What’s amazing is that in the U.K., the federal food safety agency actually funded the Southampton Study that led to even U.S. corporations eliminating synthetic colors and sodium benzoate from their U.K. products.

And in response, a whole host of companies, including the U.K. branches of Wal-Mart, Kraft, Coca Cola and the Mars candy company (who make M&Ms), have voluntarily removed artificial colors, the preservative sodium benzoate, and even aspartame from their products. Particularly those marketed to kids. Take a close look at the ingredient list for the product below.

Nutri Grain Bars and Food Coloring

Our American companies had removed these harmful ingredients from their products overseas — but not here.

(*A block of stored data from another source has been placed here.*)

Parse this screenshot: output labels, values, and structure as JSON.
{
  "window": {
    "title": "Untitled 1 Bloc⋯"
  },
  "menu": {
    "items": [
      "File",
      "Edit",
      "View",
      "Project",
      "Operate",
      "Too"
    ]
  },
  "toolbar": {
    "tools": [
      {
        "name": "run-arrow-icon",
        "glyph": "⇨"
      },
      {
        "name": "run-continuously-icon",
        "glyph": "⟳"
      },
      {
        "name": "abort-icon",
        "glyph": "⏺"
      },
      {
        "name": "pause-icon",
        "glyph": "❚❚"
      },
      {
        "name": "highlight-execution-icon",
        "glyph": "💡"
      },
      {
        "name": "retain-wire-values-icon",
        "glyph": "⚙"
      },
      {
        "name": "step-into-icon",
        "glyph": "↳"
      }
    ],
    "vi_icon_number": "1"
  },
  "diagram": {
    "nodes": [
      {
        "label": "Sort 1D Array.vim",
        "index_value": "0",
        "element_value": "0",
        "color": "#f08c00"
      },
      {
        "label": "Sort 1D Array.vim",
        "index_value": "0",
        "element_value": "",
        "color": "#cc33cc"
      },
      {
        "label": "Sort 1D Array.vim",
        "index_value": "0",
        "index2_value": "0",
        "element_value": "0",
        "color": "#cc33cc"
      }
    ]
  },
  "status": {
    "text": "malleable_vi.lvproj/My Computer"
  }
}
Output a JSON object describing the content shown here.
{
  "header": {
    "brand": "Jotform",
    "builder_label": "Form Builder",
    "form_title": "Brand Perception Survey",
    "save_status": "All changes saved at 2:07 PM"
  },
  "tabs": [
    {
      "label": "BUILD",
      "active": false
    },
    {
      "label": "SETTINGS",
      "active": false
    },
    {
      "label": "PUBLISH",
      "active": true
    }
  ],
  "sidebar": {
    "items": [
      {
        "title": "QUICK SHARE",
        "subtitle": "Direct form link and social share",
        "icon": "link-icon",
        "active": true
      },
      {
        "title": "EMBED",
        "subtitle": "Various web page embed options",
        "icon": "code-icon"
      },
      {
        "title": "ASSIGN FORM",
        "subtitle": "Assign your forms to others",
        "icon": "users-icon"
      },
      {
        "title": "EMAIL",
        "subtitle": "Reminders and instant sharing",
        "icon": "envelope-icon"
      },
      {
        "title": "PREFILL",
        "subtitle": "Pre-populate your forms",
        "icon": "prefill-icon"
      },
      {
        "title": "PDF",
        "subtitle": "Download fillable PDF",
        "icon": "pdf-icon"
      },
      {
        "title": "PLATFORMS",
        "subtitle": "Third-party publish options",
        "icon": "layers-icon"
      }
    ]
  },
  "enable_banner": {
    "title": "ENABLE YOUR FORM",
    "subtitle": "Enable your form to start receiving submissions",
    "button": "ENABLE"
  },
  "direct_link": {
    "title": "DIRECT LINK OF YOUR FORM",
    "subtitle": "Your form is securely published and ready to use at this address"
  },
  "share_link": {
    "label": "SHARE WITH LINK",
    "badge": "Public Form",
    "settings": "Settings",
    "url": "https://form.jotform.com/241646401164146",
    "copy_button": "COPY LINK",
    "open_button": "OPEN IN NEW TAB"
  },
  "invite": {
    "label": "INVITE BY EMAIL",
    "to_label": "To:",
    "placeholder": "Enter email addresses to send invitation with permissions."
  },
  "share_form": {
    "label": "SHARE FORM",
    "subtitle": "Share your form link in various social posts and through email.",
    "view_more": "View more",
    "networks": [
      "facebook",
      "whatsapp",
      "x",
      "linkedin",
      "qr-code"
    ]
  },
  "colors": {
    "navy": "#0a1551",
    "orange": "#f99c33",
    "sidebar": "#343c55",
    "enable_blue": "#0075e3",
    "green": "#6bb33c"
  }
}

Kraft, Coca Cola and Wal-Mart are living proof that it is possible for giant corporations to make and sell kid-friendly, family-friendly, and healthy processed food without necessarily exposing them to a chemical cocktail that might also give them allergic reactions, brain tumors, or leukemia, or the symptoms of ADHD, as the Center for Science in the Public Interest recently highlighted in their report Rainbow of Risks.

Is it too much to ask the FDA and the processed food companies for the same value to be placed on the lives of the American kids in their cost-benefit analyses that has been placed on the lives of kids in the UK?

We can create that same change here. There are apparently 51 million moms waking up to the dangers that toxins present to the health of our kids, that number is the equivalent to the entire population of Spain. And if what is happening in this food movement or the changing landscape of childhood health is any indication, it is time to get down to business, level the playing field for our kids, and send a message to these companies. We can navigate the grocery store a little bit differently, share information with friends and family or even reach out online to our favorite food companies asking them to support this change.  Because while the American children only represent 30% of our population, they are 100% of our future. So while the FDA may not value their lives accordingly, we can.